“If a man does not master his circumstances then he is bound to be mastered by them.”
In 1922, a few years after the Bolshevik revolution, Count Alexander Ilyich Rostov is sentenced to house arrest for writing a poem that the Bolsheviks find incendiary. The Count’s home at the time of sentencing is a suite at the Hotel Metropole. He is moved out of his suite to a small room on the sixth floor, where furniture and odds and ends are stored. Taking it in his stride, the Count picks out the things dearest to him and has them moved upstairs. He eventually finds a way to break the wall into the room next door—through his closet—and fashions for himself a suite of sorts.
The staff at the hotel know and like the Count. He has managed to stash some money and so is able to live reasonably well, eating at the two restaurants, the Piazza and the Boyarsky, which is more upscale. But living in a confined space starts to take its toll on him.
His ennui is broken by a little girl in yellow, Nina, who befriends him. Nina is staying at the hotel while her parents are away and has plenty of time to explore it, not least because she has managed to acquire a passkey to all the rooms. She opens up the hotel for him, taking him to spaces he did not know existed. When she leaves, she makes him a gift of the key. The next time he sees her, she has grown up into a serious young woman who is leaving to work in the provinces.
The years go by, and the Count settles into a daily routine. But Nina hasn’t finished with him. She shows up unexpectedly with her eight-year-old daughter Sofia, and asks him to take care of her while she goes to Siberia to look for her husband. She never comes back, and the man who had prided himself in not forming long-term relationships finds himself taking care of a child and seeing her into adulthood.
Life at the Metropole reflects the changes outside: the clientele shifts from aristocrats to Party apparatchiks. So does the management: an incompetent waiter, whom the Count dubs the Bishop, becomes the manager through his Party connections. The Count works as a waiter at the Boyarsky where he forms a Triumverate with his good friends, Emile, the chef, and Andrey, the headwaiter. They meet every morning to set (and sample) the day’s menu.
The Count is a wonderful creation: erudite, courteous, observant and determined not to let his circumstances get the better of him. The hotel is full of vividly drawn characters: the hot-tempered and talented Emile, the unflappable Andrey, the seamstress Marina who teaches the Count how to sew, the actress Anna Urbanova with whom he has an on-off affair, Osip, the Party apparatchik who hires the Count to teach him English and French, and so many more.
I enjoyed Towles’s writing. Here is a description of Andrey’s virtuosity as a waiter: “Having led a group of women to their table…Andrey seemed to pull back the chairs all at once. …[W]hen the woman holding the wine list asked for a recommendation, he didn’t point to the 1900 Bordeaux—at least, not in the Teutonic sense. Rather, he slightly extended his index finger in a manner reminiscent of that gesture on the Sistine Chapel’s ceiling with which the Prime Mover had transmitted the spark of life.”

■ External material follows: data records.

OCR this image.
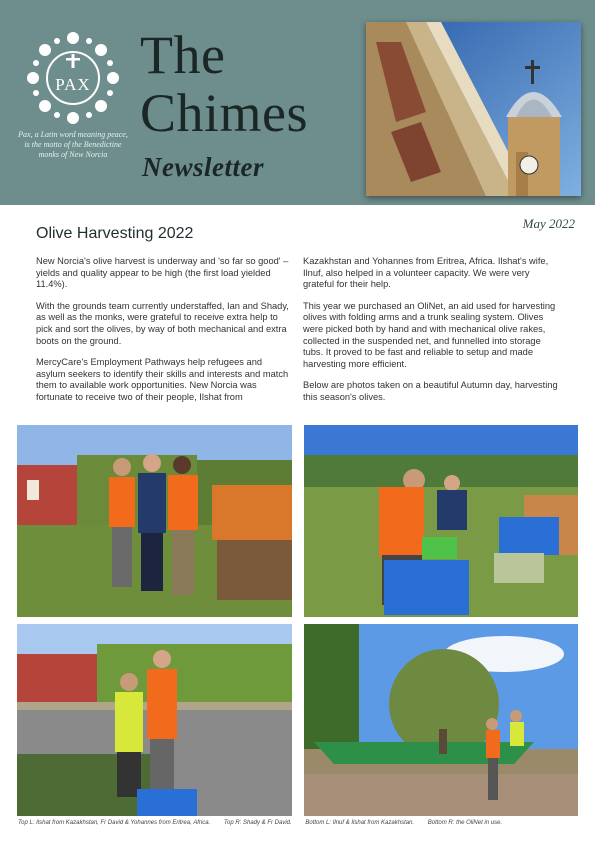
PAX
Pax, a Latin word meaning peace, is the motto of the Benedictine monks of New Norcia
The
Chimes
Newsletter
May 2022
Olive Harvesting 2022

New Norcia's olive harvest is underway and 'so far so good' – yields and quality appear to be high (the first load yielded 11.4%).

With the grounds team currently understaffed, Ian and Shady, as well as the monks, were grateful to receive extra help to pick and sort the olives, by way of both mechanical and extra boots on the ground.

MercyCare's Employment Pathways help refugees and asylum seekers to identify their skills and interests and match them to available work opportunities. New Norcia was fortunate to receive two of their people, Ilshat from

Kazakhstan and Yohannes from Eritrea, Africa. Ilshat's wife, Ilnuf, also helped in a volunteer capacity. We were very grateful for their help.

This year we purchased an OliNet, an aid used for harvesting olives with folding arms and a trunk sealing system. Olives were picked both by hand and with mechanical olive rakes, collected in the suspended net, and funnelled into storage tubs. It proved to be fast and reliable to setup and made harvesting more efficient.

Below are photos taken on a beautiful Autumn day, harvesting this season's olives.

Top L: Ilshat from Kazakhstan, Fr David & Yohannes from Eritrea, Africa. Top R: Shady & Fr David. Bottom L: Ilnuf & Ilshat from Kazakhstan. Bottom R: the OliNet in use.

This is a masterful book. I couldn’t imagine how Towles would be able to keep up an interesting story within the confines of a hotel. But all of life is there: intrigue, politics, spies, love and friendship; the life of the country is reflected in the goings-on of the hotel. I have to hand it to Towles: the story never flags.
In keeping with the confines of the setting, Towles has set himself limits for his chapter headings: every one of the words begins with an A. I also loved the little icons at the beginning of each section, depicting something that would be central to that part of the story.